Thursday, Mar 05, 2020

MARC has affirmed the financial institution (FI) rating of AAA on The Export-Import Bank of Korea (KEXIM) and the issue rating of AAA on its Medium-Term Notes programme of RM1.0 billion. The FI and issue ratings are based on the domestic rating scale. The ratings outlook is stable

The FI rating on KEXIM is equalised to the Republic of Korea’s (South Korea) AAA/stable rating from MARC, reflecting the rating agency’s view of a very high likelihood of timely support from the South Korean government based on KEXIM’s status as a government-owned and controlled policy bank and the government’s legal obligation under the KEXIM Act to ensure the bank’s solvency. 

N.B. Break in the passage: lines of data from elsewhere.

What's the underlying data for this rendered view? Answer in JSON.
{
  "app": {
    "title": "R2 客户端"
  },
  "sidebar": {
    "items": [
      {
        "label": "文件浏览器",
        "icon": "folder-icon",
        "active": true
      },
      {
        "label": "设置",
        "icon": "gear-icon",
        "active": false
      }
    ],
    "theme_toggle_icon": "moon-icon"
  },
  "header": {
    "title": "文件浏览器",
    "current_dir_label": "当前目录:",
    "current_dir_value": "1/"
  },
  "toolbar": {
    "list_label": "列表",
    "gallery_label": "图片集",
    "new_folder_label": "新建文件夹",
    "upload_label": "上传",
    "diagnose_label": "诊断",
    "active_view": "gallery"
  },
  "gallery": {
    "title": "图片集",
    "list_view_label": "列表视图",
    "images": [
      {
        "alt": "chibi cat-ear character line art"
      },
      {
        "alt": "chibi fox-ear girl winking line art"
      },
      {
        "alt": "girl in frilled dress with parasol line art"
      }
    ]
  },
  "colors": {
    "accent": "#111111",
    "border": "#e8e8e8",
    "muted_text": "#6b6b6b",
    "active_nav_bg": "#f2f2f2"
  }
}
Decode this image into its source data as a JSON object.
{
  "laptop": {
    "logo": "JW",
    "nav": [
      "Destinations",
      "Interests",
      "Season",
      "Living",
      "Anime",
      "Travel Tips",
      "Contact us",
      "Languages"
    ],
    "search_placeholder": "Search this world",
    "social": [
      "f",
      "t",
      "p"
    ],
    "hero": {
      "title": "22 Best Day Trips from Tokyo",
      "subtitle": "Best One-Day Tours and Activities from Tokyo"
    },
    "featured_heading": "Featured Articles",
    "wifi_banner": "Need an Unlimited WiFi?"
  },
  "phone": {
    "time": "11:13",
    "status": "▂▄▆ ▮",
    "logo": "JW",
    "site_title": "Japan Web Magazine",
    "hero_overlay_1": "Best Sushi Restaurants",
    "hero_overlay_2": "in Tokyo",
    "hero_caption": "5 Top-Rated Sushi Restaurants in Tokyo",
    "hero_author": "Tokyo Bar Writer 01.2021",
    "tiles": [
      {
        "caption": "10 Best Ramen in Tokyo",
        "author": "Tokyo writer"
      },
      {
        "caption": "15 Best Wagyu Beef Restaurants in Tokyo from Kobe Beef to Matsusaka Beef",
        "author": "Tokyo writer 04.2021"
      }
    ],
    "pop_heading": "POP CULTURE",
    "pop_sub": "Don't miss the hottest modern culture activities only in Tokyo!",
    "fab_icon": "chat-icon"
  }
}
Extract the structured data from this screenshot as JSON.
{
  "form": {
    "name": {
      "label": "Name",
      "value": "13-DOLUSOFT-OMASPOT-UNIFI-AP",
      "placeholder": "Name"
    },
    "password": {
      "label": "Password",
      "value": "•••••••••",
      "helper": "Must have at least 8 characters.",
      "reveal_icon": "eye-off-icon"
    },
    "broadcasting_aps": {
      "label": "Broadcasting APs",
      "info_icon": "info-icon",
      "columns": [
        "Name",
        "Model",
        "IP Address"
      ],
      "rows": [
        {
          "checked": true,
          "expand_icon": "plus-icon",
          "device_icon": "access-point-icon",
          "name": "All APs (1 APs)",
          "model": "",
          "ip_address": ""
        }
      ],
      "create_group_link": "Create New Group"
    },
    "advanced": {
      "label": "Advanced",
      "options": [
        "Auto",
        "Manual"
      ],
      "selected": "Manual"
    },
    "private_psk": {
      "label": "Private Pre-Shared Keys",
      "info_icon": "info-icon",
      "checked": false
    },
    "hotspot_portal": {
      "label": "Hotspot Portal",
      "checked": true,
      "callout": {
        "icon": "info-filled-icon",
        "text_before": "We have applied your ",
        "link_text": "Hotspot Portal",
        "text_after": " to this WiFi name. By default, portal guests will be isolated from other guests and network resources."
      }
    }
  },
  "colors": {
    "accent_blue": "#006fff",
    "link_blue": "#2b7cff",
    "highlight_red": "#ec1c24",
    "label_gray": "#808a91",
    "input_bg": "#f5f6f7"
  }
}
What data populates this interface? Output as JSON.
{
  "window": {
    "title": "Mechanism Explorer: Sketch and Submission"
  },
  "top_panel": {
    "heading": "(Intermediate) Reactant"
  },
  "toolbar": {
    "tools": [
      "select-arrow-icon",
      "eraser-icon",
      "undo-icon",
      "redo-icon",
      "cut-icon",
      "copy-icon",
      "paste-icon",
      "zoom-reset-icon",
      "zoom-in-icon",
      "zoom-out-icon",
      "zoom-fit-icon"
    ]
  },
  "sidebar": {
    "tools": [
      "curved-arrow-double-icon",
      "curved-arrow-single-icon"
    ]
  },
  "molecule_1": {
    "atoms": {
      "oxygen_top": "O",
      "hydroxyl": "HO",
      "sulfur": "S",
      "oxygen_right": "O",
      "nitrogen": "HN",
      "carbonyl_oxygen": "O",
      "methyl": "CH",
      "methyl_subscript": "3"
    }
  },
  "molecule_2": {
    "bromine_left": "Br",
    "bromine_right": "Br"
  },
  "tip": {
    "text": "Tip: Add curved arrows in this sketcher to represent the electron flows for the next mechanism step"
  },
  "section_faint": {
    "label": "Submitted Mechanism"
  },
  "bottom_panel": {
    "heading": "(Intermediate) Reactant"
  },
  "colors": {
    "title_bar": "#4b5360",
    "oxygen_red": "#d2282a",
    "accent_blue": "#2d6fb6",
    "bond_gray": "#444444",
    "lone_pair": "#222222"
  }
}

KEXIM’s loan book mix continued to reflect its strategic role as the country’s official export credit agency mandated to provide loans and guarantees to support South Korean companies conducting business overseas. Export credit accounted for 53.4% of total loans as at end-June 2019, followed by overseas investment credit at 31.8% and import credit at 6.2%. Over that period, KEXIM’s loan book grew by a marginal 1.0% y-o-y to KRW73.8 trillion, on the back of a slight recovery in the shipbuilding industry. Any further improvement in the industry – which may be driven by growing demand for liquefied natural gas (LNG) vessels arising from increased environmental awareness in the industry – could support KEXIM’s loan growth going forward. 

Non-performing loans (NPL) which have been on a broadly declining trend due to write-offs in the shipbuilding sector, will be pressured by a prolonged trade dispute with Japan and recent health concerns amid the coronavirus (COVID-19) outbreak, which are likely to weigh on external trade performance. KEXIM’s NPL ratio stood at 1.5% as at end-June 2019 (2018: 1.4%). KEXIM also continues to exhibit fairly large credit exposures – its top five borrowers, of which three are shipbuilders, accounted for 9.8% of total credit exposure. 

KEXIM’s Common Equity Tier 1 (CET1) and total capital ratios stood at 12.8% and 14.4% as at end-June 2019 (2018: 12.7%; 14.4%). MARC draws comfort from the South Korean government’s continued capital support to the bank. In 1H2019 it provided KRW26.2 billion worth of capital injections, and in 2020 KEXIM expects over KRW180 billion in capital support and funding from the government. KEXIM’s funding and liquidity profile remains healthy and is supported by its access to international debt capital markets. Currently, there is no outstanding amount under the rated programme.